Curvature preserving image super-resolution with gradient-consistency-anisotropic-regularization prior

Abstract

Single image super-resolution (SR) often suffers from annoying interpolation artifacts such as blur, jagged edges, and ringing. In this paper, we aim to achieve artifact-free SR reconstruction from an input low resolution (LR) image using adaptive de-convolution and curvature refinement. To achieve this, we propose a curvature preserving image SR method based on a gradient-consistency-anisotropic-regularization (GCAR) prior. The gradient consistency term effectively suppresses visual artifacts such as ringing and preserves sharp edges in images while the anisotropic regularization term adaptively preserves the high frequency information according to the gradient magnitude. The complementary two terms are elaborately combined into the GCAR prior for the SR reconstruction. The GCAR prior is very effective in preserving image details and recovering high frequency information. Moreover, we use curvature refinement to remove jagged artifacts caused by aliasing due to decimation.
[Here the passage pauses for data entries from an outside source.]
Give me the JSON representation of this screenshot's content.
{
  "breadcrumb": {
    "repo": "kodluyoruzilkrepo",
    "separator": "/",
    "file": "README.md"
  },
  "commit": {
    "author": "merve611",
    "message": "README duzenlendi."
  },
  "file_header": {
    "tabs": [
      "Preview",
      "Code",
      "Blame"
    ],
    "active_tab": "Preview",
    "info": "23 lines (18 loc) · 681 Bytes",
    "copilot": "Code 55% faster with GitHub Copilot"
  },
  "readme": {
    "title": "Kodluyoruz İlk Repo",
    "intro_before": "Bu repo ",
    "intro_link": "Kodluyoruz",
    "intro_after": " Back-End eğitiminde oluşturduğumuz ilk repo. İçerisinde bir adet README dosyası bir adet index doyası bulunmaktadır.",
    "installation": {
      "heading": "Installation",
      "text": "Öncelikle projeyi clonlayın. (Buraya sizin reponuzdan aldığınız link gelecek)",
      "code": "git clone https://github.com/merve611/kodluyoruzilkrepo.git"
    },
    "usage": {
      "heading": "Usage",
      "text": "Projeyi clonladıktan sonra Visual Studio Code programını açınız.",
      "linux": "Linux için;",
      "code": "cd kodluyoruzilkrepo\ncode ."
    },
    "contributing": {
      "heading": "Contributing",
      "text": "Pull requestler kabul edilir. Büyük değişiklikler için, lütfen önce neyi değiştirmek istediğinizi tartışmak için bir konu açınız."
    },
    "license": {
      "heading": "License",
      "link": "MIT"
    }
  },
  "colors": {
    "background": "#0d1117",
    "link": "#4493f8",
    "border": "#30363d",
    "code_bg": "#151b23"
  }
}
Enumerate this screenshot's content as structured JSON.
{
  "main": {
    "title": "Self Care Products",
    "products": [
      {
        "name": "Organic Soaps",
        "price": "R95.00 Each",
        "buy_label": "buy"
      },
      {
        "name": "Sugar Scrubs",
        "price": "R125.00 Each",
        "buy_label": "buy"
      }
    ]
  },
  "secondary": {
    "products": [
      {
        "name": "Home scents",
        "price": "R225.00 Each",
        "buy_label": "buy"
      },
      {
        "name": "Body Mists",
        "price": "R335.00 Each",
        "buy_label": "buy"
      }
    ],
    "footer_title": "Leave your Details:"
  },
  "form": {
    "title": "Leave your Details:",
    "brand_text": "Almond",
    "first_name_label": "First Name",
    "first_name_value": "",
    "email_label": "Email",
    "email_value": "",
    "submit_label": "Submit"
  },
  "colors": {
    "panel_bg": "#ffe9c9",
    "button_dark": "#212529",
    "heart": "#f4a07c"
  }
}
The proposed method employs an effective feedback-control loop which contains adaptive de-convolution, re-convolution, pixel substitution, and curvature refinement. The GCAR prior is utilized in the adaptive de-convolution step. Extensive experiments on various test images demonstrate that the proposed method produces natural-looking and artifact-free SR results in terms of both visual quality and quantitative performance.